La révolte gronde à France Télévisions

Mercredi 13 décembre, une grève de 24 heures a touché le groupe France Télévisions, au lendemain du vote, par les journalistes des rédactions nationales, d’une motion de défiance contre Delphine Ernotte, présidente du groupe. L’expression la plus récente d’un mouvement de fond qui touche l’ensemble de l’audiovisuel public, victime de l’austérité et d’un management agressif.

Le 12 décembre, une motion de défiance était adoptée, par 84 % des voix, contre Delphine Ernotte. Une façon de signifier un refus clair des projets de « réforme » à l’œuvre à France Télévisions, élaborés – une fois de plus – au nom des sacro-saintes « économies ». Le gouvernement a en effet exigé une baisse de 50 millions d’euros du budget de France Télévisions, après avoir déjà signé avec la direction du groupe un contrat d’objectifs et de moyens qui prévoit la suppression de 500 postes d’ici à 2020, dont 180 en 2018. 

Logiques de rentabilité 

Fin novembre, les annonces d’importantes suppressions de postes à « Envoyé spécial » et « Complément d’enquête » avaient suscité une mobilisation qui avaient contraint la direction à annoncer qu’elle reculait, sans pour autant donner de véritables garanties. Car l’information (et a fortiori l’investigation), qui coûtent plus cher et sont moins « rentables » que le divertissements, demeurent dans la ligne de mire de Delphine Ernotte. Ce qui a fait déclarer à Clément Le Goff, président de la très modérée Société des journalistes de France 2, cité par le Figaro : « Les équipes ne seront plus en mesure de proposer une information de qualité, digne du service public, indépendante et vérifiée.
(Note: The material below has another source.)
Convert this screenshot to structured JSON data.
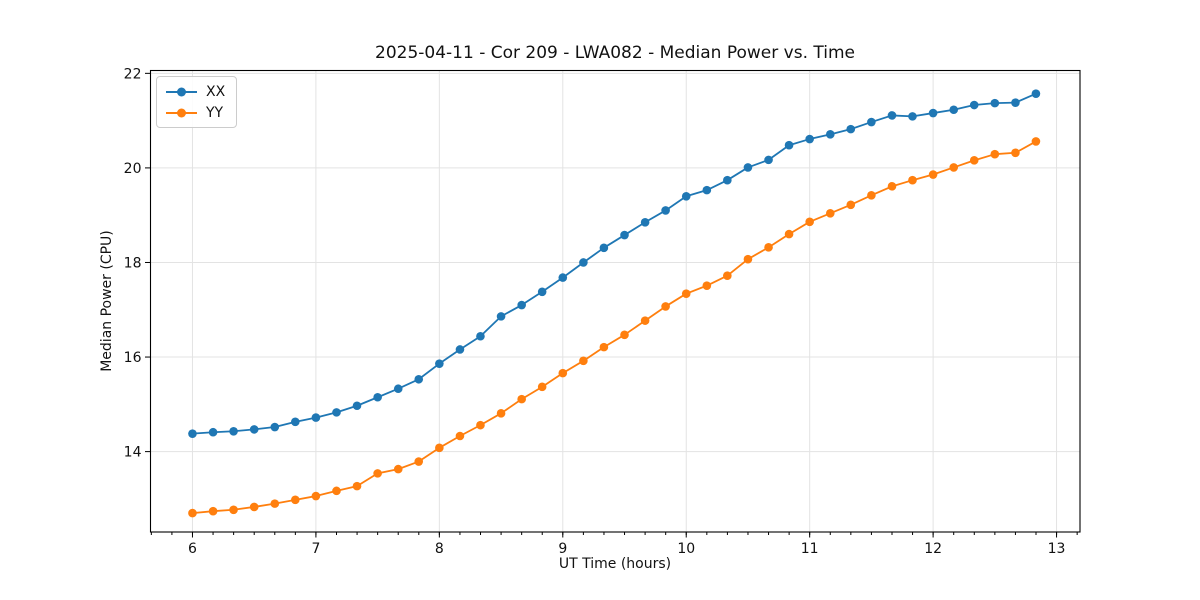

Distraire fait partie de nos missions de service public, mais nous estimons qu’offrir une information rigoureuse et de qualité passe avant. »

Management agressif 

Quelques jours après la grève, c’était au tour des salariéEs du service des sports d’adresser une motion à la présidente Ernotte : « Depuis de longs mois maintenant, nous (…) vivons au rythme d’annonces et de rumeurs non démenties qui augurent d’un affaiblissement significatif, historique de notre activité et de la place du service public de l’audiovisuel dans le sport. » Car au-delà des suppressions de postes et des baisses de crédits, c’est le management même de Delphine Ernotte qui est contesté : on reproche ainsi à celle qui a été nommée en 2015, dans des conditions plus que douteuses (copinage et clientélisme), de ne rien connaître à la télévision et au journalisme, et de faire preuve de mépris et d’autoritarisme. Souvenons-nous que Delphine Ernotte a fait toute sa carrière à France Télécom/Orange et qu’elle était directrice générale du groupe lors des « vagues » de suicidesdu début des années 2010… 

L’information et la culture ne sont pas des marchandises

La politique du gouvernement et de ses relais à France TV est à l’image du projet plus global de la start-up Macron : réduction des dépenses publiques, priorité à la com’ au détriment de l’information, précarisation généralisée et pression sur les salariéEs… Au-delà de France TV, c’est l’ensemble du service public de l’audiovisuel (y compris Radio France), déjà considérablement attaqué par les gouvernements précédents, qui est visé. 

Loin de nous l’idée de défendre l’audiovisuel public sans formuler de critiques à l’égard de certains de ses contenus et de ses journalistes vedettes. Mais l’on ne peut rester passif face à la destruction en cours : l’urgence est à la refondation et à l’extension du service public de l’information et de la culture. Ce service public devra être totalement libéré des logiques mercantiles, respectueux des droits des salariéEs et de l’indépendance des journalistes.